When SMJ (Sammy) Woods died in 1931 such was the affection that Somerset held their adopted son in, that they lined the pavements on both sides as his funeral cortege made it’s final journey.
Somerset loved Sammy Woods like no other before him and although he was born in Sydney, Australia in 1868 the locals quickly took this larger than life character to their hearts.
He first came to England in 1883 to complete his education but ended up making the West Country his home and remained here until his dying day.
He first played for Somerset in 1886, before the County gained first class status and took a wicket with his maiden delivery. Two years later he played three games for the Australian touring side in England.
Woods went to Cambridge University in 1887 and for the next four years he dominated the Light Blues attack, taking 38 wickets in the Varsity Matches he appeared in with a best of seven for 60 in 1891.
He was a member of the Somerset side that played in 1891, the opening season as a first class county and helped his new team to beat the mighty Surrey at Taunton. From then until 1910 Sammy Woods was a member of the side, captaining them 1894 and 1906. He led Somerset to many famous victories including those over the virtually unbeatable Yorkshire at Headingley at the start of the 20th century, that are talked about to this day.
Sammy Woods was a fiery bowler, especially in his younger days and once took all 10 wickets for Cambridge University in a first class match.
He was also a forceful batsman and in 299 first class matches for Somerset he scored 12,637 runs at 25.07, which included 18 centuries.

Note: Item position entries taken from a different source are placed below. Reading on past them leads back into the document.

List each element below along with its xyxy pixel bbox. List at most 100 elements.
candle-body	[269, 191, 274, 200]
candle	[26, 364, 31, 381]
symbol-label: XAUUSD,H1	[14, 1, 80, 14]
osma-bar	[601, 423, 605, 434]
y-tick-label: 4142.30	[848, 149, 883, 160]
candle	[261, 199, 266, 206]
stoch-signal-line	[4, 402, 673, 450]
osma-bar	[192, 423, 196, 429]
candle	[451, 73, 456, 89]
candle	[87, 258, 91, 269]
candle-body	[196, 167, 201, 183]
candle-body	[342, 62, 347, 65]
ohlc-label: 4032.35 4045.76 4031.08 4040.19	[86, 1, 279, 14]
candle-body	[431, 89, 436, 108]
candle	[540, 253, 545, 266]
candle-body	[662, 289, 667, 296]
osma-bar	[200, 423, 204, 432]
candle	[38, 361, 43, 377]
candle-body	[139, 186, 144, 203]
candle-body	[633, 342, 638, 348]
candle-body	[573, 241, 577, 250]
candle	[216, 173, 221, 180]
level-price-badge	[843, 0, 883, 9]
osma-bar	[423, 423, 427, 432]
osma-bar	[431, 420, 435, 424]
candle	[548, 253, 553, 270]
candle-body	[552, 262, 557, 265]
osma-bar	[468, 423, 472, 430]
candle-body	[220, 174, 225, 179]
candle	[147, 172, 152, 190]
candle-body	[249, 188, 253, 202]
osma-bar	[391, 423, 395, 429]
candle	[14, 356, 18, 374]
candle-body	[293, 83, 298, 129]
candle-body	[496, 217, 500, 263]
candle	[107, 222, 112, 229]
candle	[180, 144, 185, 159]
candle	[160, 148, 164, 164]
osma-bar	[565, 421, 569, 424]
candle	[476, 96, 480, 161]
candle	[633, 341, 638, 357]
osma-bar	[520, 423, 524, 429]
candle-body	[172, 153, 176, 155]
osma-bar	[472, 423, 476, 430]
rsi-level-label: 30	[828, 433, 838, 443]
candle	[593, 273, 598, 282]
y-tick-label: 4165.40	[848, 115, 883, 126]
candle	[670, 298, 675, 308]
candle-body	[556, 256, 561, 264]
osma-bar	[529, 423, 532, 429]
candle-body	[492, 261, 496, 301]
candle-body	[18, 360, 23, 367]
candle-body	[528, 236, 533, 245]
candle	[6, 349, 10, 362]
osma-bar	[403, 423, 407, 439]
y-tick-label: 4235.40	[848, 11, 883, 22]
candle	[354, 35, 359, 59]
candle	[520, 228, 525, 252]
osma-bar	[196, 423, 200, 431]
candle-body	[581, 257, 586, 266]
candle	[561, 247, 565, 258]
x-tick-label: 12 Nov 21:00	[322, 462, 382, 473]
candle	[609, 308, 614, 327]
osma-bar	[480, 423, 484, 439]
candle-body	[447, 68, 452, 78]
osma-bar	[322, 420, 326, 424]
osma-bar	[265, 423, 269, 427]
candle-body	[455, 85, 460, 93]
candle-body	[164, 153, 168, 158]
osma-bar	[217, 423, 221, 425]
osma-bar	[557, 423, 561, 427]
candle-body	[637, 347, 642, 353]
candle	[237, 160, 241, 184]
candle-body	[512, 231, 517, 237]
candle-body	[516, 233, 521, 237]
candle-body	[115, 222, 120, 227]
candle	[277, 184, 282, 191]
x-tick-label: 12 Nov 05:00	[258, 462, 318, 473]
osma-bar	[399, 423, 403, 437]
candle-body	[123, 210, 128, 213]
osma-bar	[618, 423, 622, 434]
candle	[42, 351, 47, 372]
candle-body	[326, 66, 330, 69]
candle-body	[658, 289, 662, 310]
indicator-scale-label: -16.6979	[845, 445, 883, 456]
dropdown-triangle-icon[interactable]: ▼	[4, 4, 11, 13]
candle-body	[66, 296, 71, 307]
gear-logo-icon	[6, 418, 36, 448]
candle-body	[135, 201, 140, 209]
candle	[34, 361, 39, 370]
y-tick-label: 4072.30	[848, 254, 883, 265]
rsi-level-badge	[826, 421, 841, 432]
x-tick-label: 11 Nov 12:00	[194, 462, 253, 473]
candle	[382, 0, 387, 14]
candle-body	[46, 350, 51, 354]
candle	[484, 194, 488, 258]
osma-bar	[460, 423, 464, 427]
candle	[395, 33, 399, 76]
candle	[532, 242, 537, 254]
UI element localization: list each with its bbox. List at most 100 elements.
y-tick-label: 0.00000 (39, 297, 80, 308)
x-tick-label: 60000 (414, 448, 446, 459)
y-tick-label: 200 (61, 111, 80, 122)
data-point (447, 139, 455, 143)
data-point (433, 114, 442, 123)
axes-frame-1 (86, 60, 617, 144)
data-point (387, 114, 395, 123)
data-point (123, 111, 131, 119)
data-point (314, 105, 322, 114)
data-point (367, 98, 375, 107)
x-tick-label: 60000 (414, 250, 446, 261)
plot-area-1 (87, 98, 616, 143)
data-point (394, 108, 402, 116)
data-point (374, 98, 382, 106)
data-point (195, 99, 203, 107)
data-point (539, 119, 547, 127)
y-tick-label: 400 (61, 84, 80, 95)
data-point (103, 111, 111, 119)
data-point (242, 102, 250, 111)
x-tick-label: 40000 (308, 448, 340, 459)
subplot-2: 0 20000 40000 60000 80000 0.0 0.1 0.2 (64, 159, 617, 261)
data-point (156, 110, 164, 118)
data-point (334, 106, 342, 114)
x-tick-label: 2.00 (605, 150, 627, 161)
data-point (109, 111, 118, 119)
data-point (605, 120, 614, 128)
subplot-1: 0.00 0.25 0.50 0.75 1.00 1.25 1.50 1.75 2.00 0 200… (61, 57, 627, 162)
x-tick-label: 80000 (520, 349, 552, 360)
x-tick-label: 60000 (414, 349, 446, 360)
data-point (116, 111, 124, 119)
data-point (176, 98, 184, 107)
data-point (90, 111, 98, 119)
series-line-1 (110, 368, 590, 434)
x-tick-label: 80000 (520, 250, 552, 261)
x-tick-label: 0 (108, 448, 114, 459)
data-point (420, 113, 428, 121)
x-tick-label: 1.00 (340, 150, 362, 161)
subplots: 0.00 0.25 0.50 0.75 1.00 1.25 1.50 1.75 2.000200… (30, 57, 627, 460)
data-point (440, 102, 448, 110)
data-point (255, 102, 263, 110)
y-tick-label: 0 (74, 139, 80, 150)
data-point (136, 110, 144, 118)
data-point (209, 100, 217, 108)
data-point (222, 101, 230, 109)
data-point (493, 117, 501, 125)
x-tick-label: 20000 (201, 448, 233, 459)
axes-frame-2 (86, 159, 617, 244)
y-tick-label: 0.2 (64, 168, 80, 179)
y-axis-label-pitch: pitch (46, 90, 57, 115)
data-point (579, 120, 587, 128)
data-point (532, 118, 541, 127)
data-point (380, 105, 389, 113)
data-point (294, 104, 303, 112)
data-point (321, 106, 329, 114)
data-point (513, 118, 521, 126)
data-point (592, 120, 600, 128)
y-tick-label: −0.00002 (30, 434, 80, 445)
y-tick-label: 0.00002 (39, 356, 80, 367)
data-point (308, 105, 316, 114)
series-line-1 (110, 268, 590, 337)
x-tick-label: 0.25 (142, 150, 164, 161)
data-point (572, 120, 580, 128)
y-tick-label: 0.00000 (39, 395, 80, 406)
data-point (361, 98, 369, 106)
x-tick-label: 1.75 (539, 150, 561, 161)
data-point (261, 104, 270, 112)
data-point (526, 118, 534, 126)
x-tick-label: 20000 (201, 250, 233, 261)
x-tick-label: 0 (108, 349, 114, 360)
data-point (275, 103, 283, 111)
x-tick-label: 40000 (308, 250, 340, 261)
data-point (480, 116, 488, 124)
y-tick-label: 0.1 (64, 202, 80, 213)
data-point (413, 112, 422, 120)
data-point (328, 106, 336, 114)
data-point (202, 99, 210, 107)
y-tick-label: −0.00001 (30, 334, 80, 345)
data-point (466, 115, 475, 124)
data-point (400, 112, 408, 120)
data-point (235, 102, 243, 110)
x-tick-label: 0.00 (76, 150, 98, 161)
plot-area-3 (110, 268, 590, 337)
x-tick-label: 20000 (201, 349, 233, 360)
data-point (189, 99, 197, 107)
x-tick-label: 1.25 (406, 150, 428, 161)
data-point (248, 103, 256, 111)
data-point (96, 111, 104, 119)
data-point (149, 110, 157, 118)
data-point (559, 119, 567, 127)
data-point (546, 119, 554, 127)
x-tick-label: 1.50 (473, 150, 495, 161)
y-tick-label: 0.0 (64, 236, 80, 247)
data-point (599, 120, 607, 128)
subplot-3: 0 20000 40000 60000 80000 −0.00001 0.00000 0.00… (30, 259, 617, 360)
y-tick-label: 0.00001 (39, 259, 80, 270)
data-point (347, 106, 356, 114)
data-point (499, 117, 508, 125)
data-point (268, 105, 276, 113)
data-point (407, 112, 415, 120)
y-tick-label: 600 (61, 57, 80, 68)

He scored 1000 runs in a season for Somerset on four occasions and had a best of 215 against Sussex in 1895. He also took 556 wickets for the County at an average of 24.05 and had a best of eight for 51.
Woods was an all round sportsman and in addition to playing Test cricket for both England and Australia, he played rugby for Blackheath and the Barbarians as well as captaining the England XV. He also played hockey and football for Somerset.
He lived life to the full and is still talked about with great affection by Somerset supporters.